学生による学生のためのデータサイエンス勉強会

分類、回帰、クラスタリング

 前回は機械学習の大分類である「教師あり学習」、「教師なし学習」、「強化学習」の3つについてざっくり学びました。
 今回はこのうちの「教師ある学習」、「教師なし学習」によって実現される分析である「回帰」、「分類」、「クラスタリング」についてざっくり学びます。

回帰

 回帰とは、データに最も当てはまりのいい関数を見つけ出すことです。

 例えば「アイスの売上」と「気温」のデータがこのように得られたとします。

日数アイスの売上気温
1日目5個12℃
2日目7個15℃
3日目10個20℃
4日目15個25℃
5日目27個32℃

 このデータから、気温が1℃上がったとき、売上がどれくらい増えたか(減ったか)知りたいとします。
 そこで、このように2次元平面上にデータをプロットしてみます。

もちろん値は適当ですよ

 すると、このように気温と売り上げの間におよそ直線の関係があることが分かりました。
 ここから回帰分析という簡単な計算を行うと、この直線の関数が

$$y=ax+b$$

という形で分かります。

 回帰の手法では、2つ(3つ以上でも可能です)変数の間の関係を見つけ出すので、必然的に「教師あり学習」の手法を使うことになります。

分類

 分類とは、与えられたデータをいくつかのクラスに分けていくことを指します。クラスとは、データの属性です。
 例えば、犬の特徴を入力して犬種を当てたいとします。「決定木」という手法を使うと次のように分類を行うことができます。

個人の主観が入りまくりです

 このように、各特徴に対して分類を続けることで、最終的に1つのクラスに分けることができます。
 この手法は、データに対して「正解」が与えられていなければ行うことは出来ません。ですので、この手法も必然的に「教師あり学習」に分類されます。

クラスタリング

 クラスタリングとは、データの集合をいくつかのグループに分けることです。この「グループ」を「クラスタ」と呼びます。

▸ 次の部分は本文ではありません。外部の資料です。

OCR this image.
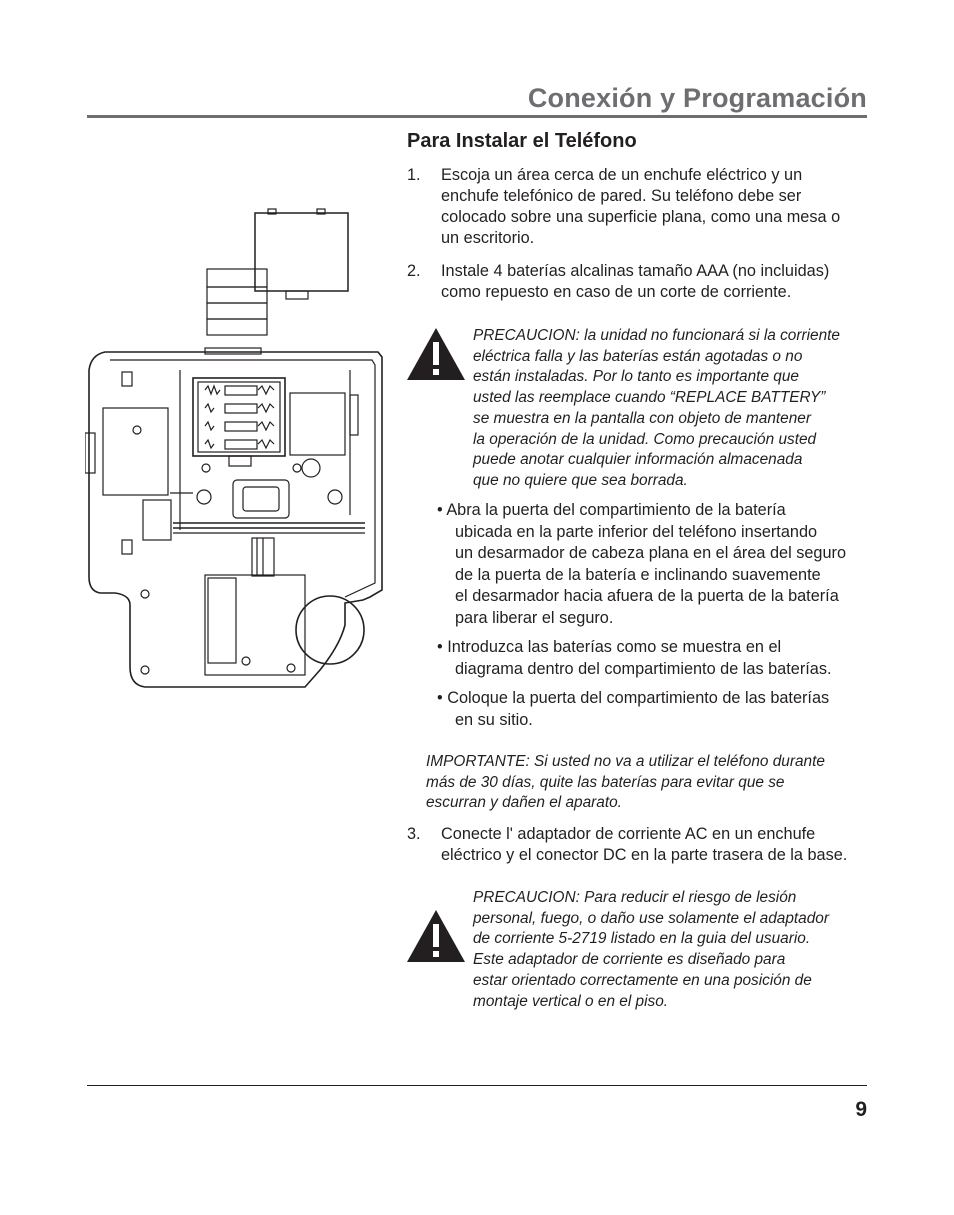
Conexión y Programación
Para Instalar el Teléfono
1.	Escoja un área cerca de un enchufe eléctrico y un
enchufe telefónico de pared. Su teléfono debe ser
colocado sobre una superficie plana, como una mesa o
un escritorio.
2.	Instale 4 baterías alcalinas tamaño AAA (no incluidas)
como repuesto en caso de un corte de corriente.
PRECAUCION: la unidad no funcionará si la corriente
eléctrica falla y las baterías están agotadas o no
están instaladas. Por lo tanto es importante que
usted las reemplace cuando “REPLACE BATTERY”
se muestra en la pantalla con objeto de mantener
la operación de la unidad. Como precaución usted
puede anotar cualquier información almacenada
que no quiere que sea borrada.
• Abra la puerta del compartimiento de la batería
ubicada en la parte inferior del teléfono insertando
un desarmador de cabeza plana en el área del seguro
de la puerta de la batería e inclinando suavemente
el desarmador hacia afuera de la puerta de la batería
para liberar el seguro.
• Introduzca las baterías como se muestra en el
diagrama dentro del compartimiento de las baterías.
• Coloque la puerta del compartimiento de las baterías
en su sitio.
IMPORTANTE: Si usted no va a utilizar el teléfono durante
más de 30 días, quite las baterías para evitar que se
escurran y dañen el aparato.
3.	Conecte l' adaptador de corriente AC en un enchufe
eléctrico y el conector DC en la parte trasera de la base.
PRECAUCION: Para reducir el riesgo de lesión
personal, fuego, o daño use solamente el adaptador
de corriente 5-2719 listado en la guia del usuario.
Este adaptador de corriente es diseñado para
estar orientado correctamente en una posición de
montaje vertical o en el piso.
9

 例えば、果物の「みずみずしさ」と「甘さ」を測定した結果、下の図のようになっていたとします。

このようなデータのまとまりを自動的に見つける手法が「クラスタリング」です。
 この例の場合、クラスタリングをしてもあまり意味を感じないかも知れません。しかし、これがもし4次元以上のデータであったり、潜在的に3000個のクラスタに分けることができるようなデータであった場合はどうでしょうか。このようにいくつかのグループに分けることができれば、データに潜む本質的な構造を見抜くことに繋がります。

 例に使った図をもう一度見てみましょう。「グレープクラスタ?」や「バナナクラスタ?」といった記述があります。このように分けられたクラスタに対して意味を与えるのは人間の仕事です。何故なら、クラスタリングの手法は「教師なし学習」を使うため、データを分けることしか出来ないからです。ですので、そのクラスタにどんな意味があるのか、それを考えるのは人間です。

まとめ

 機械学習の分析方法には大きく「回帰」・「分類」・「クラスタリング」があり、前者2つは「教師あり学習」、後者は「教師なし学習」を使います。

クイズ

Q1 ある国の二酸化硫黄排出量と雨の酸性の強さの関係を分析したい。「回帰」・「分類」・「クラスタリング」のうち、どの分析を行えば良いでしょうか。

Q2 食べ物の画像を見せると、それがどこの国の料理なのか当ててくれる機械があります。さてこの機械の内部では「回帰」・「分類」・「クラスタリング」のうち、どの分析が行われているでしょうか。